内田──Miaは世界各地の文化から幅広い美術品等を収蔵しており、その数は9万点以上に上ります。アジア美術も充実しており、そのなかに約9500点の日本美術コレクションがあります。これは歴史上の動向とも関係しながら発展してきたようです。たとえば20世紀初頭のジャポニスムの動きと関連していえば、帝国ホテルの設計で知られるフランク・ロイド・ライトが浮世絵の収集を行なったことは有名ですが、そのライトから歌川広重の《東海道五十三次》(保永堂版)を購入した人物が、その後Miaに寄贈したケースもあります。また美術館側でも担当者が意欲的に訪日するなどして、積極的に収集を進めてきました。

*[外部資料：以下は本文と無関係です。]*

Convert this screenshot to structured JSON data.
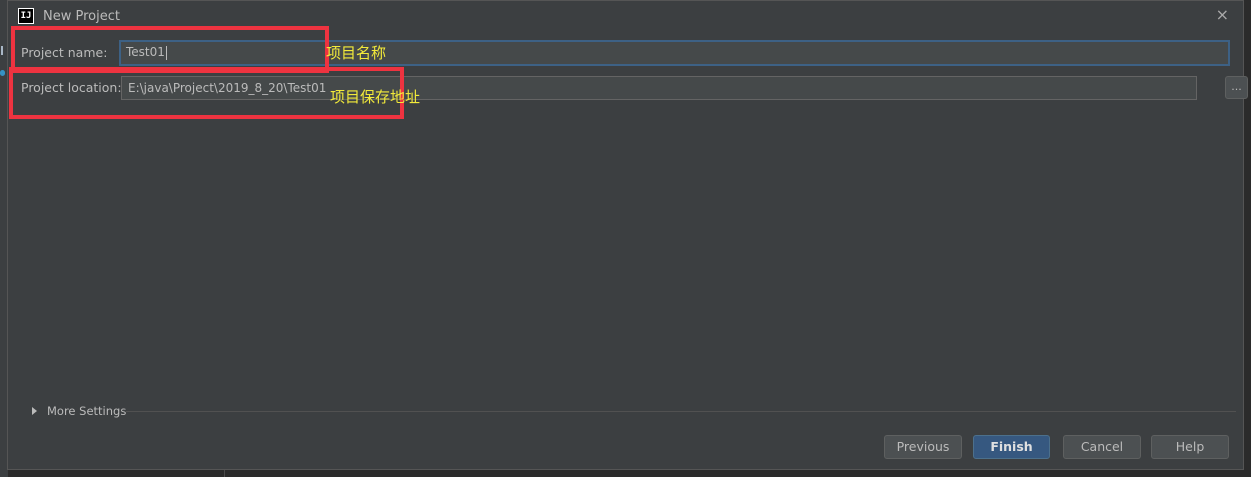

ちなみに、現地ではこの日本美術コレクションは、どのような存在なのだろう。
内田──日本美術の常設展示セクションは16室で構成され、内容も縄文から現代までかなり幅広いものです。茶室を再現した展示などもあり、楽しみながら日本文化を広く知ることができる空間だと感じました。
収蔵対象は仏像や染物など幅広い領域にわたり、特に充実しているのは浮世絵や版画類、掛軸、屛風類。今回はこれらを含む1400点にのぼる絵画コレクションより、中世から近代にいたる作品、精選92点(※サントリー美術館での展示は83点)が海を渡って再び日本の地を踏んだ。来歴からの断定は難しいが、今回、Mia収蔵後は初来日だと考えられる、いわゆる「初里帰り」作品も出展作の約1/3を占めるという。
内田──同コレクションは20世紀以降も豊かになっています。特に2013年にクラーク日本美術・文化研究センターから、2015年にバーク・コレクションから多くの日本絵画・工芸が寄贈された結果、質・量ともにアメリカ国内でも有数の日本美術コレクションへと成長を遂げました。若冲や暁斎といった国外でも高い人気のあった絵師の作品を複数収蔵するなど、海外の美術館ならではの特色が見られるとともに、バーク氏の収集品のように日本の専門家と広く交流しながら集められたものもあります。そうしたさまざまな収集活動が集結して、コレクションの個性になっています。今回は、そうしたMiaの日本美術コレクションの最新形を、日本でご紹介する機会でもあります。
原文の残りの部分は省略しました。